Despite all of this, I still think the Capri convertible deserves a place in a museum. Just one is enough, so that other automotive manufacturers and the rest of the human race can be continuously reminded of what not to do. The Capri was and always will be one of the dogs of the automotive world.
It turns out Phil Conlan owned his particular 1990 model Capri from new, after he purchased it twenty-six years ago for the princely sum of $30,500(!). In the years which followed, he always kept it garaged and in good order – which is quite an achievement. But last Wednesday night, for one reason or another he decided to park it out on the street overnight, where the car found itself on the receiving end of a road rage attack at around 3am in the morning. Oh, how I laughed.
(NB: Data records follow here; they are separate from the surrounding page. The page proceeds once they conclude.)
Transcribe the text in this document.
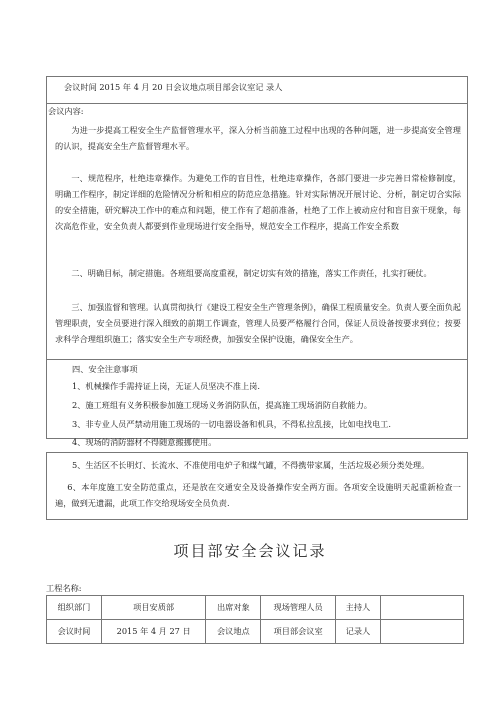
会议时间 2015 年 4 月 20 日会议地点项目部会议室记 录人
会议内容:
为进一步提高工程安全生产监督管理水平，深入分析当前施工过程中出现的各种问题，进一步提高安全管理的认识，提高安全生产监督管理水平。
一、规范程序，杜绝违章操作。为避免工作的盲目性，杜绝违章操作，各部门要进一步完善日常检修制度，明确工作程序，制定详细的危险情况分析和相应的防范应急措施。针对实际情况开展讨论、分析，制定切合实际的安全措施，研究解决工作中的难点和问题，使工作有了超前准备，杜绝了工作上被动应付和盲目蛮干现象，每次高危作业，安全负责人都要到作业现场进行安全指导，规范安全工作程序，提高工作安全系数
二、明确目标，制定措施。各班组要高度重视，制定切实有效的措施，落实工作责任，扎实打硬仗。
三、加强监督和管理。认真贯彻执行《建设工程安全生产管理条例》，确保工程质量安全。负责人要全面负起管理职责，安全员要进行深入细致的前期工作调查，管理人员要严格履行合同，保证人员设备按要求到位；按要求科学合理组织施工；落实安全生产专项经费，加强安全保护设施，确保安全生产。
四、安全注意事项
1、机械操作手需持证上岗，无证人员坚决不准上岗.
2、施工班组有义务积极参加施工现场义务消防队伍，提高施工现场消防自救能力。
3、非专业人员严禁动用施工现场的一切电器设备和机具，不得私拉乱接，比如电找电工.
4、现场的消防器材不得随意搬挪使用。
5、生活区不长明灯、长流水、不准使用电炉子和煤气罐，不得携带家属，生活垃圾必须分类处理。
6、本年度施工安全防范重点，还是放在交通安全及设备操作安全两方面。各项安全设施明天起重新检查一遍，做到无遗漏，此项工作交给现场安全员负责.
项目部安全会议记录
工程名称:
组织部门	项目安质部	出席对象	现场管理人员	主持人	
会议时间	2015 年 4 月 27 日	会议地点	项目部会议室	记录人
Someone driving what looks like an older model Land Rover Discovery passed the Capri before screeching to a halt, perhaps in shock from what they’d seen. They then decided to reverse back and attack the vehicle by pushing it some 30 metres down the road. The attack damaged Phil’s ‘special bumper bars’, along with pretty much every single panel on the car. Understandably he was gutted, as he hoped that the Capri would one day it would become a family heirloom which would be passed down through the generations (or perhaps my museum idea above, Phil?).
Now before I continue, let me say that I’ve always been one to believe that people who intentionally damage another person’s car should be locked up, but I think we can all agree that having one less Capri on the road can only be a good thing. I was in fits of laughter when Phil’s daughter Georgi went on camera and said “He tried to pass it on to me a couple of weeks ago, but I said flat-out no.” I mean what’s the point of passing something on to your children that they simply don’t care about or want? At least Georgi can breathe easy now, knowing that she’ll never have to face the prospect of Ford Capri ownership.
Phil is now faced with the decision of writing the Capri off and donating the remains to a local car club, or pay the $3000 dollars required to fix it up – or in other words the current value of the car. This puzzled me, because if Phil really loved the Capri as much as he says he does, isn’t $3000 a small sum to pay to get it back on the road again?
I think what we have here is a man who is too proud to admit to his wife that twenty-six years ago he made a terrible $30,500 mistake – and he’s been pretending to love the car ever since. The driver of the Discovery has now given him a valid reason to let go of the car and save face, and understandably Phil has leapt at that chance.
“Hopefully someone will have a crack at it and it won’t go to the scrap heap,” he said.